Tuesday, September 28, 2010

Apple Butter 17

Every year since their wedding, our friends Janine and John have held an “Apple Butter Festival” to commemorate their anniversary. I am ashamed to say that it has taken Pam and I seventeen years to finally attend. I was a little nervous knowing what a big event this was and that I was coming in seemingly as a stranger. It ended up being an awesome time for both Pam and I.

It’s said that ritual is an aspect of culture that helps to bring people together and Apple Butter is just such a ritual. The entire weekend is centered around a large copper kettle that contains the ingredients of this amazing concoction. The kettle is propped up by a steel tripod, which suspends the works over a smoky wood fire. The blend in the kettle must be stirred constantly to keep the mixture from burning and everyone in attendance takes a turn to keep the butter churning. This year the pot started cooking at 11:00 a.m. and went until about midnight before the mixture was declared to be “done.”

While the fire and the kettle were the center point of the festivities, there were many ancillary activities that occurred around the focal point. The younger attendees kept themselves busy with football, soccer, ping pong and a variety of other games. There was a tie-die station, an arts and crafts table and, of course, lots of food. It seems that all who attend bring something for the table so there was a wealth and variety of delicious sustenance. It was all so good and it was difficult to pace myself during the day. Other distractions included hay-rides, a water bottle rocket launching competition, glow sticks, and the company of some really cool people. It was great for Pam to see her old friends again and I really enjoyed meeting Janine and John’s family and friends. A truly nice group of people.

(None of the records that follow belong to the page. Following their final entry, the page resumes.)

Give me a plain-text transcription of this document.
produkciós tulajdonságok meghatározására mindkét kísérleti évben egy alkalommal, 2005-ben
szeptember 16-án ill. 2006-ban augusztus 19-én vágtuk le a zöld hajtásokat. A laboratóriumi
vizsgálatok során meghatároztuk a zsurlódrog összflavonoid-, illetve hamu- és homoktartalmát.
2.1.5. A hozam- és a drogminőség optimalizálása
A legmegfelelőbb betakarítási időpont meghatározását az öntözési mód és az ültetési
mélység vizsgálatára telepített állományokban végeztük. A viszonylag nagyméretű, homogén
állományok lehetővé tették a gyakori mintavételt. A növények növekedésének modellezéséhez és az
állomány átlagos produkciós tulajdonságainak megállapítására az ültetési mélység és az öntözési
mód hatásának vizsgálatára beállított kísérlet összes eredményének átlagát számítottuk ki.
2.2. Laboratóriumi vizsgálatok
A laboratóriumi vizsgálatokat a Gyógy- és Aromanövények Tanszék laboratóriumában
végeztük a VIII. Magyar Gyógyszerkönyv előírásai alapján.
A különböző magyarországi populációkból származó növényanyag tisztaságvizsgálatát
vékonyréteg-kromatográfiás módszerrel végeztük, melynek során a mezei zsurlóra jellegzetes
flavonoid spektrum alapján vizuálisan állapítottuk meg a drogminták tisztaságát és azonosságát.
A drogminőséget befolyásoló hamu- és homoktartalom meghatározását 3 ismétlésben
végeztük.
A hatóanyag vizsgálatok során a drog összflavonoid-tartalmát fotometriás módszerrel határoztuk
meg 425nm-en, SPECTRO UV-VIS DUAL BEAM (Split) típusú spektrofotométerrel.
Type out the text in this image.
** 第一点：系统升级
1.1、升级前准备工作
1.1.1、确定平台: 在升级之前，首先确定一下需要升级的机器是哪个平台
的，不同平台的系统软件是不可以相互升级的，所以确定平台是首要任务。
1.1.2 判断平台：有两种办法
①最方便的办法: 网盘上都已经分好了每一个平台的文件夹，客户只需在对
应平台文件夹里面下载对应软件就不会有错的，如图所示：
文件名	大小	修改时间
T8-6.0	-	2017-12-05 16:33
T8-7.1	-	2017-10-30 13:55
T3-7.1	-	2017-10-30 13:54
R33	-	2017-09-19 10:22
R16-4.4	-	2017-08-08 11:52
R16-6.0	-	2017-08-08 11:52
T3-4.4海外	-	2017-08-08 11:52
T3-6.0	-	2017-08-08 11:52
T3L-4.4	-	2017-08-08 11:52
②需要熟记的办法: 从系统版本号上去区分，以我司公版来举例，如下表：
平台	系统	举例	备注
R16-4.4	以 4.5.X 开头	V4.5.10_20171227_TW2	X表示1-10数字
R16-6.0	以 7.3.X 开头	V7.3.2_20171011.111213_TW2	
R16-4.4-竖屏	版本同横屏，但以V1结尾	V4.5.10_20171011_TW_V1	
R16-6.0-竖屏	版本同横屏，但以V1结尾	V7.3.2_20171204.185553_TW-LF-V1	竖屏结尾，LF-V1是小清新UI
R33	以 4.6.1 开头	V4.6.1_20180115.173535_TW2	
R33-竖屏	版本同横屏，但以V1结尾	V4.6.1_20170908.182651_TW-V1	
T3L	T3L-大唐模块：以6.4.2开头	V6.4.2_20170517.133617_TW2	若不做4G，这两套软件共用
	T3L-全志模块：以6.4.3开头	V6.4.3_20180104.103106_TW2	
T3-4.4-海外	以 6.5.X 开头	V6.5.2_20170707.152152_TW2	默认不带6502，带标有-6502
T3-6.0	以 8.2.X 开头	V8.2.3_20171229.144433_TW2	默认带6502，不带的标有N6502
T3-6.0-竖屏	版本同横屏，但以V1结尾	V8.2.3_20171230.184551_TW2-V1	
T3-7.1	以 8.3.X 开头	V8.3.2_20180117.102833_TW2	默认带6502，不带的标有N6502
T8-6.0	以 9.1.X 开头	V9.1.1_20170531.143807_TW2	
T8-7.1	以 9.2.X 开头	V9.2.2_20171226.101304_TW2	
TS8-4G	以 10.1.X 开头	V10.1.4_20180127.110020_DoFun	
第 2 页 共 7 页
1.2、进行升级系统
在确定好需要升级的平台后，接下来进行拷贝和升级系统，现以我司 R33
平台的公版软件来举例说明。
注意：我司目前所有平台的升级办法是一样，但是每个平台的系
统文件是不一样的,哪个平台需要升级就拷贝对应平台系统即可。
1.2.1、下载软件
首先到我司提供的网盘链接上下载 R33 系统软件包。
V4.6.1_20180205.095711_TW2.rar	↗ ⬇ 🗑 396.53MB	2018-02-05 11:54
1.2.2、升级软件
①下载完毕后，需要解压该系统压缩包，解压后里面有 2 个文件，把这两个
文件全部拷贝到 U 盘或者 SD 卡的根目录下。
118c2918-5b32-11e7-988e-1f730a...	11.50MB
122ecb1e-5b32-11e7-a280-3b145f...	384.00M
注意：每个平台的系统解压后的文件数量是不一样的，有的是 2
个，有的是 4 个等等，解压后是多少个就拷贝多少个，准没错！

Sometime after midnight, Janine began to test the ingredients in the kettle to see if they were ready. Once they got to the right consistency, she added the spices and the butter continued to be turned over the open fire. When everything had a good chance to merge together, the fire was removed and the butter was parceled into small jars. Everyone there devoted themselves to the production of bottling the apple butter, helping with the pouring, wiping the jars, putting on the lids and sorting the jars out on two tables. It was quite a production. I’m not sure how many jars they ended up with but there had to be at least a couple hundred.

After the apple butter was set aside, the fire was restored to the fire pit and we sat around listening to the lids of the jars contract as a vacuum was created within. The popping sound the jars made was an interesting contrast to the cool country night. We sat up for a while before retiring to our tent the catch a few winks.

In the morning, everyone chipped in the break down the little village that had emerged out in the field around where the apple butter was cooking. We got our share of the apple butter, said our goodbyes and headed for home. During our drive, we reminisced about how much fun Apple Butter 17 was and promised ourselves that we would attend again.

Thanks for a great time Janine and John and happy anniversary. See you next year.